Aims: To assess the CHD epidemiology and the association with maternal characteristics.

Methods: A population-based study of all births during 1991-2011 in Soroka University Medical Center, a tertiary hospital admitting all births in the area (n=247,289) with 6,078 newborns having CHD. To account for the same woman deliveries a general estimating equation models adjusted for gender and ethnicity were used.

Results: The incidence of CHDs was 24.5/1,000 live births, increasing over the last 20 years from 12.32 to 27.64, with a peak incidence in 2005 of 35.1 with majority (58.6 %) observed in Bedouin Arabs. Maternal risk factors included maternal CHD (adjusted odds ratio [aOR] 2.81, p<0.001), CHD in other children (aOR 16.27,p<0.001), maternal age>35 (aOR 1.2,p<0.001), in-vitro fertilization (IVF) (aOR 1.4,p=0.009), recurrent pregnancy loss (aOR 1.18, p<0.001), diabetes mellitus (aOR 1.76,p<0.001) and anemia (aOR 1.16,p<0.001). Defects most associated with CHD in siblings were hypoplastic left ventricle (22.1%), TOF (20.4%) and TGA (19.6%).
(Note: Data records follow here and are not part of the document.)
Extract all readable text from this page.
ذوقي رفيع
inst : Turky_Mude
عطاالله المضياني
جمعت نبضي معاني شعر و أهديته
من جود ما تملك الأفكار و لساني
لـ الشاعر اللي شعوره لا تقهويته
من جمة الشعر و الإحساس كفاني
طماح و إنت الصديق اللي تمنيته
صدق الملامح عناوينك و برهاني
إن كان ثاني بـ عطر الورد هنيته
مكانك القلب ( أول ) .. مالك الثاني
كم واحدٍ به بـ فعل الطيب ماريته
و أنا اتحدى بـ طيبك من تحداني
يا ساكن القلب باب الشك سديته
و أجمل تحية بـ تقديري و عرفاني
Conclusion: The incidence of CHDs has increased over the last 20 years worldwide. Southern Israel has a significantly higher incidence than reported in other countries. Maternal factors associated with CHDs include miscarriages, IVF, diabetes mellitus and anemia, which was previously unreported and could support the use of iron supplements as part of CHD prevention. Furthermore, a strong association was found between CHD in the newborn and maternal and sibling CHD demonstrating a clear familial connection. Genetic studies in this population could help elucidate this relationship and shed light on the genetic and molecular basis of these defects.